Section 37.1 Title and Findings

             (a)  This chapter shall be known as the Residential Rent Stabilization and Arbitration Ordinance.

            (b)  The Board of Supervisors hereby finds:

                        (1)  There is a shortage of decent, safe and sanitary housing in the City and County of San Francisco resulting in a critically low vacancy factor.

                        (2)  Tenants displaced as a result of their inability to pay increased rents must relocate but as a result of such housing shortage are unable to find decent, safe and sanitary housing at affordable rent levels.  Aware of the difficulty in finding decent housing, some tenants attempt to pay requested rent increases, but as a consequence must expend less on other necessities of life.  This situation has had a detrimental effect on substantial numbers of renters in the City, especially creating hardships on senior citizens, persons on fixed incomes and low and moderate income households.

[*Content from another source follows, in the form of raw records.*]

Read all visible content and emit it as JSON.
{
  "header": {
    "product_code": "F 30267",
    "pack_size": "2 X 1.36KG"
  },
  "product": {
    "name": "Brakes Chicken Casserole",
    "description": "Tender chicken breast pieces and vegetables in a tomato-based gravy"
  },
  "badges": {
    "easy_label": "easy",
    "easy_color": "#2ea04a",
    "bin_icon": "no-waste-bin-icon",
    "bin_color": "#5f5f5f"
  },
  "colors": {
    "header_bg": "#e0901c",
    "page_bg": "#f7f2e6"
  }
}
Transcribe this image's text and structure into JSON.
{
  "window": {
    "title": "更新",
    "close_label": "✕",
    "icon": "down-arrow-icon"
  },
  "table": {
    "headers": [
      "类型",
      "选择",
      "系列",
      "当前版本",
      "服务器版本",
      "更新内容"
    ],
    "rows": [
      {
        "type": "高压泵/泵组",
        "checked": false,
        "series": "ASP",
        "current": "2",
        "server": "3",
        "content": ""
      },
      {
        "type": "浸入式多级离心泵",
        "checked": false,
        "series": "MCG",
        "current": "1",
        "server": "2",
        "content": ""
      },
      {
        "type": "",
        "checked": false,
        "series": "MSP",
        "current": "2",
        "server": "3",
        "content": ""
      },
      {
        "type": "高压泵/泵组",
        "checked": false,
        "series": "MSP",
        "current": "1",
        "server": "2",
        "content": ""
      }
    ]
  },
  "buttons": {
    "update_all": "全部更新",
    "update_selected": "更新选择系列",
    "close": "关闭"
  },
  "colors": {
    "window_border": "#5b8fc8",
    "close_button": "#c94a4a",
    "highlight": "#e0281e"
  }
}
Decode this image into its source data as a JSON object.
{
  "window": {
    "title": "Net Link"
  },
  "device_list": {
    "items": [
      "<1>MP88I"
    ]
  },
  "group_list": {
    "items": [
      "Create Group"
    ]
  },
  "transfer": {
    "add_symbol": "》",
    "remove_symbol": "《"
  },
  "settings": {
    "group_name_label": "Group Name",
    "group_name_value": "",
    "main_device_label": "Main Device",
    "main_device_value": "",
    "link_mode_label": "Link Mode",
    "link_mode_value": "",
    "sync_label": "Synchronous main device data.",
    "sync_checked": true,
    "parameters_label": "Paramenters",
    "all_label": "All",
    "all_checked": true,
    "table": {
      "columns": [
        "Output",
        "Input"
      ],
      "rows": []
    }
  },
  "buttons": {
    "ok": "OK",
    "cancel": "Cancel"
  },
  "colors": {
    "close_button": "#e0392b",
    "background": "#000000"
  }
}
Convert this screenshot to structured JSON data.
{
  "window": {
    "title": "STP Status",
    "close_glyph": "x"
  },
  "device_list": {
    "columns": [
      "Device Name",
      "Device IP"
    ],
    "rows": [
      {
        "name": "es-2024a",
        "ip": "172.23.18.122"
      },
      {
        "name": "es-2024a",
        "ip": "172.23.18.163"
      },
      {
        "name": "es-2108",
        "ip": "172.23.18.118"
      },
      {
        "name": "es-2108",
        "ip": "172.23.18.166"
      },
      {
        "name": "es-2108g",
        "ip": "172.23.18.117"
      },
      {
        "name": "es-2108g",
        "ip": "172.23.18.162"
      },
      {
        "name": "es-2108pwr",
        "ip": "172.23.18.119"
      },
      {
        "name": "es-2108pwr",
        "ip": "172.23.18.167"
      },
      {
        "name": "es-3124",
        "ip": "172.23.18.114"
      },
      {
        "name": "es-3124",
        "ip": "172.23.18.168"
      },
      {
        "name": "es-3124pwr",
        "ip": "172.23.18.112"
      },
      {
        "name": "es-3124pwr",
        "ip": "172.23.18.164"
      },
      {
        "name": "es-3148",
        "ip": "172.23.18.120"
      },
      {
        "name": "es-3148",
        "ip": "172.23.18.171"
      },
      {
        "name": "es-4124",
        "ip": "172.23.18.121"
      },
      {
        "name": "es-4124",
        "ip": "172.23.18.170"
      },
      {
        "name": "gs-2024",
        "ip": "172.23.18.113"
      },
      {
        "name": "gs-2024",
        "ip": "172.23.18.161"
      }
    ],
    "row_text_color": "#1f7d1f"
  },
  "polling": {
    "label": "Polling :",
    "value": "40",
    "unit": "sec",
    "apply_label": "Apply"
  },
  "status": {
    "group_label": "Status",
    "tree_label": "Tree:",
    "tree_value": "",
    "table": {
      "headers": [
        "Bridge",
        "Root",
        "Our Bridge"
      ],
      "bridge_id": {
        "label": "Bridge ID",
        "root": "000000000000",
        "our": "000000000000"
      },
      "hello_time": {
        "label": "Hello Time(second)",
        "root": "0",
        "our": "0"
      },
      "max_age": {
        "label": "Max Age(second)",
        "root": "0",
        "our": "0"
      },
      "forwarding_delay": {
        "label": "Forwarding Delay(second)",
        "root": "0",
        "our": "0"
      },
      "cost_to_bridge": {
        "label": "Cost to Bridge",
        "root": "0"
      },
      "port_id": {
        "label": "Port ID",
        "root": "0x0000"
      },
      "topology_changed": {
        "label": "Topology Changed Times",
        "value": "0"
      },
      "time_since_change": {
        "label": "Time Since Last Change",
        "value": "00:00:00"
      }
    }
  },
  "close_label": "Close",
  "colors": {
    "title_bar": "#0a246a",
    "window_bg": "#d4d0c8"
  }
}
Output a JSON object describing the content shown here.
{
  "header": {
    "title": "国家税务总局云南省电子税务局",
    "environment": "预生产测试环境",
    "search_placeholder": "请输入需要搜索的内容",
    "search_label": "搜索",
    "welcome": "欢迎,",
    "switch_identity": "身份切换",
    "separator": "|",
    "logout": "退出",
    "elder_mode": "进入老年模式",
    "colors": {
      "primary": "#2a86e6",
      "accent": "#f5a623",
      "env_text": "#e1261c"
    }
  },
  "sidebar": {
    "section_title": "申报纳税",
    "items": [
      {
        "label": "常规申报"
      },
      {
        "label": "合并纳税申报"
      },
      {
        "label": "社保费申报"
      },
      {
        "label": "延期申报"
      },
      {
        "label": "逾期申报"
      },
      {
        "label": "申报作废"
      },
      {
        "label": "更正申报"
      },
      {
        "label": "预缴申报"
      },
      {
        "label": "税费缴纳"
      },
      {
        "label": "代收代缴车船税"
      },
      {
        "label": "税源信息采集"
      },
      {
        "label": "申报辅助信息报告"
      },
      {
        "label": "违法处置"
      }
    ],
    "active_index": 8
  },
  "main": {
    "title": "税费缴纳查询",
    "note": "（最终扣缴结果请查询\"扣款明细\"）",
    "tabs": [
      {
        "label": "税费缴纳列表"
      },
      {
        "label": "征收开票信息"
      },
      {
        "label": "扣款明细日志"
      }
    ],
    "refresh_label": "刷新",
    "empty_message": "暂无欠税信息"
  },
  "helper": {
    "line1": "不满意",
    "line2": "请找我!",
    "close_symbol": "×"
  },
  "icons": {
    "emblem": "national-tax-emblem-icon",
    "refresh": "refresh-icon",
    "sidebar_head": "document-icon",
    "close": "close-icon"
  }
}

                        (3)  The problem of rent increases reached crisis level in the spring of 1979.  At that time the Board of Supervisors conducted hearings and caused studies to be made on the feasibility and desirability of various measures designed to address the problems created by the housing shortage.

                        (4)  In April, 1979, pending development and adoption of measures designed to alleviate the City's housing crisis, the Board of Supervisors adopted Ordinance No. 181-79 prohibiting most rent increases on residential rental properties for 60 days.  Ordinance No. 181-79 is scheduled to expire no later than June 30, 1979.

                        (5)  The provisions of Ordinance No. 181-79 have successfully reduced the rate of rent increases in the City, along with the concomitant hardships and displacements.  However, a housing shortage still exists within the City and County of San Francisco and total deregulation of rents at this time would immediately lead to widespread exorbitant rent increases and recurrence of the crisis, problems and hardships which existed prior to the adoption of the moratorium measure.

                        (6)  This ordinance shall be in effect for fifteen (15) months.  During this time, a Citizens' Housing Task Force shall be created to conduct a further study of and make recommendations for, the problems of housing in San Francisco.  In the interim, some immediate measures are needed to alleviate San Francisco's housing problems.  This ordinance, therefore, creates a Residential Rent Stabilization and Arbitration Board in order to safeguard tenants from excessive rent increases and, at the same time, to assure landlords fair and adequate rents consistent with Federal Anti-Inflation Guidelines.

            (c)   The people of San Francisco hereby find and declare:

                        (1)   Present law provides that the annual allowable rent increase shall be 60 percent of the Consumer Price Index but in no event less than four percent of the tenant's base rent.

                        (2)   Rent increases of 60 percent of the Consumer Price Index are sufficient to assure landlords fair and adequate rents consistent with Federal Anti-Inflation Guidelines.

                        (3)   Since 1984, 60 percent of the Consumer Price Index has been less than four percent per year, so landlords have been able to impose yearly rent increases above the rate of inflation since 1984.

                        (4)   Under the current four percent floor, landlords have received more than 60 percent of the Consumer Price Index with resulting hardship to tenants.

                        (5)   Therefore, in order to alleviate this hardship to tenants and to ensure that landlords receive fair and adequate rents consistent with Federal Anti-Inflation Guidelines, we hereby amend this ordinance to delete the current four percent floor on annual rent increases.

            (d)   In accordance with California Civil Code Section 1946.2(g)(1)(B), the Board of Supervisors finds that this Chapter 37 further limits the permissible reasons for termination of a residential tenancy and provides additional tenant protections as compared to California Civil Code Section 1946.2, which the California Legislature adopted as part of the Tenant Protection Act of 2019. The Board of Supervisors therefore finds that this Chapter 37 is more protective of tenants than Section 1946.2, and intends that this Chapter 37 shall apply rather than Section 1946.2.